## What is randomness?

28 May, 2013 at 08:38 | Posted in Statistics & Econometrics | 2 CommentsModern probabilistic econometrics relies on the notion of probability. To at all be amenable to econometric analysis, economic observations allegedly have to be conceived as random events.

But is it really necessary to model the economic system as a system where randomness can only be analyzed and understood when based on an *a priori* notion of probability?

In probabilistic econometrics, events and observations are as a rule interpreted as random variables as if generated by an underlying probability density function, and a fortiori – since probability density functions are only definable in a probability context – consistent with a probability. As Haavelmo (1944:iii) has it:

For no tool developed in the theory of statistics has any meaning – except , perhaps for descriptive purposes – without being referred to some stochastic scheme.

When attempting to convince us of the necessity of founding empirical economic analysis on probability models, Haavelmo – building largely on the earlier Fisherian paradigm – actually forces econometrics to (implicitly) interpret events as random variables generated by an underlying probability density function.

This is at odds with reality. Randomness obviously is a fact of the real world. Probability, on the other hand, attaches to the world via intellectually constructed models, and *a fortiori* is only a fact of a probability generating machine or a well constructed experimental arrangement or “chance set-up”.

Just as there is no such thing as a “free lunch,” there is no such thing as a “free probability.” To be able at all to talk about probabilities, you have to specify a model. If there is no chance set-up or model that generates the probabilistic outcomes or events – in statistics one refers to any process where you observe or measure as an experiment (rolling a die) and the results obtained as the *outcomes* or *events* (number of points rolled with the die, being e. g. 3 or 5) of the experiment –there strictly seen is no event at all.

Probability is a relational element. It always must come with a specification of the model from which it is calculated. And then to be of any empirical scientific value it has to be *shown* to coincide with (or at least converge to) real data generating processes or structures – something seldom or never done!

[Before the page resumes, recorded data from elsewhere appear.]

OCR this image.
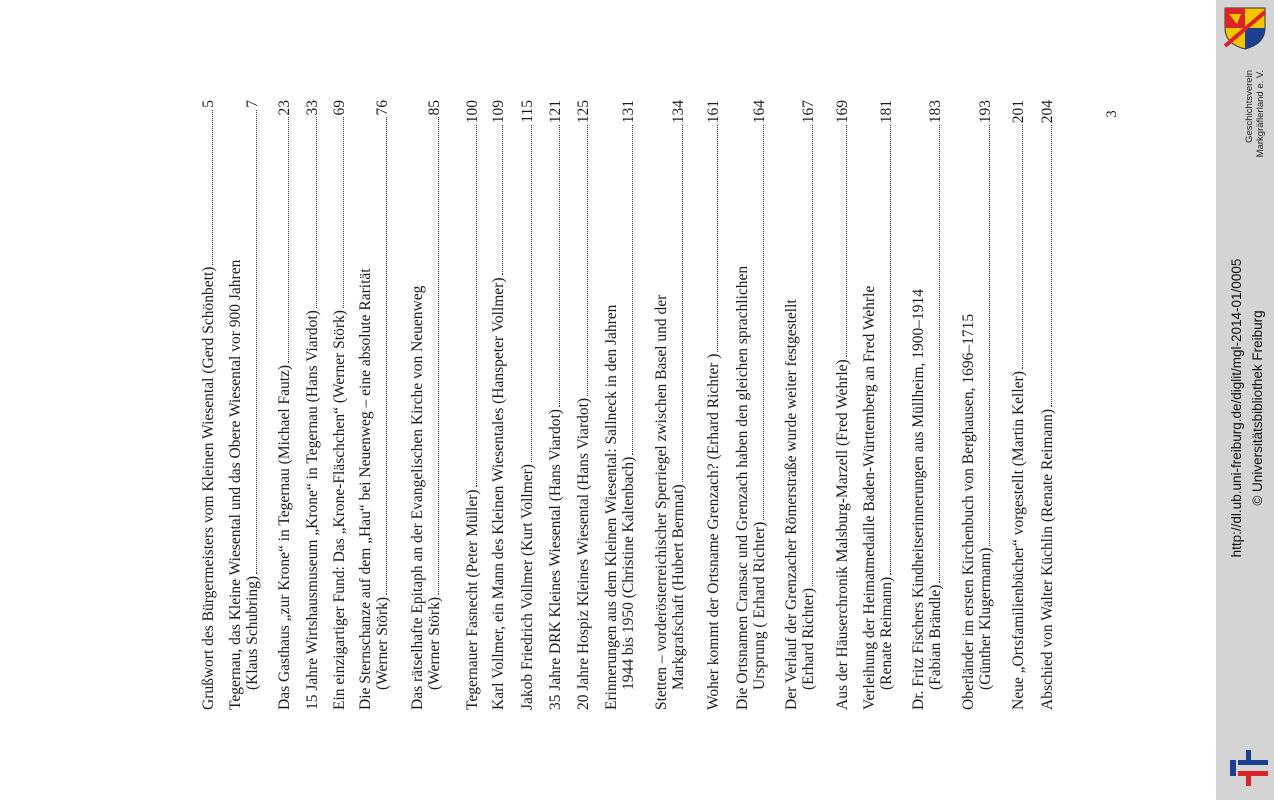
Grußwort des Bürgermeisters vom Kleinen Wiesental (Gerd Schönbett)
5
Tegernau, das Kleine Wiesental und das Obere Wiesental vor 900 Jahren (Klaus Schubring)
7
Das Gasthaus „zur Krone“ in Tegernau (Michael Fautz)
23
15 Jahre Wirtshausmuseum „Krone“ in Tegernau (Hans Viardot)
33
Ein einzigartiger Fund: Das „Krone-Fläschchen“ (Werner Störk)
69
Die Sternschanze auf dem „Hau“ bei Neuenweg – eine absolute Rarität (Werner Störk)
76
Das rätselhafte Epitaph an der Evangelischen Kirche von Neuenweg (Werner Störk)
85
Tegernauer Fasnecht (Peter Müller)
100
Karl Vollmer, ein Mann des Kleinen Wiesentales (Hanspeter Vollmer)
109
Jakob Friedrich Vollmer (Kurt Vollmer)
115
35 Jahre DRK Kleines Wiesental (Hans Viardot)
121
20 Jahre Hospiz Kleines Wiesental (Hans Viardot)
125
Erinnerungen aus dem Kleinen Wiesental: Sallneck in den Jahren 1944 bis 1950 (Christine Kaltenbach)
131
Stetten – vorderösterreichischer Sperriegel zwischen Basel und der Markgrafschaft (Hubert Bernnat)
134
Woher kommt der Ortsname Grenzach? (Erhard Richter )
161
Die Ortsnamen Cransac und Grenzach haben den gleichen sprachlichen Ursprung ( Erhard Richter)
164
Der Verlauf der Grenzacher Römerstraße wurde weiter festgestellt (Erhard Richter)
167
Aus der Häuserchronik Malsburg-Marzell (Fred Wehrle)
169
Verleihung der Heimatmedaille Baden-Württemberg an Fred Wehrle (Renate Reimann)
181
Dr. Fritz Fischers Kindheitserinnerungen aus Müllheim, 1900–1914 (Fabian Brändle)
183
Oberländer im ersten Kirchenbuch von Berghausen, 1696–1715 (Günther Klugermann)
193
Neue „Ortsfamilienbücher“ vorgestellt (Martin Keller)
201
Abschied von Walter Küchlin (Renate Reimann)
204	3	Geschichtsverein Markgräflerland e. V.
http://dl.ub.uni-freiburg.de/diglit/mgl-2014-01/0005 © Universitätsbibliothek Freiburg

And this is the basic problem with economic data. If you have a fair roulette-wheel, you can arguably specify probabilities and probability density distributions. But how do you conceive of the analogous nomological machines for prices, gross domestic product, income distribution etc? Only by a leap of faith. And that does not suffice. You have to come up with some really good arguments if you want to persuade people into believing in the existence of socio-economic structures that generate data with characteristics conceivable as stochastic events portrayed by probabilistic density distributions!

From a realistic point of view we really have to admit that the socio-economic states of nature that we talk of in most social sciences – and certainly in econometrics – are not amenable to analyze as probabilities, simply because in the real world open systems that social sciences – including econometrics – analyze, there are no probabilities to be had!

The processes that generate socio-economic data in the real world cannot just be assumed to always be adequately captured by a probability measure. And, so, it cannot really be maintained – as in the Haavelmo paradigm of probabilistic econometrics – that it even should be mandatory to treat observations and data – whether cross-section, time series or panel data – as events generated by some probability model. The important activities of most economic agents do not usually include throwing dice or spinning roulette-wheels. Data generating processes – at least outside of nomological machines like dice and roulette-wheels – are not self-evidently best modeled with probability measures.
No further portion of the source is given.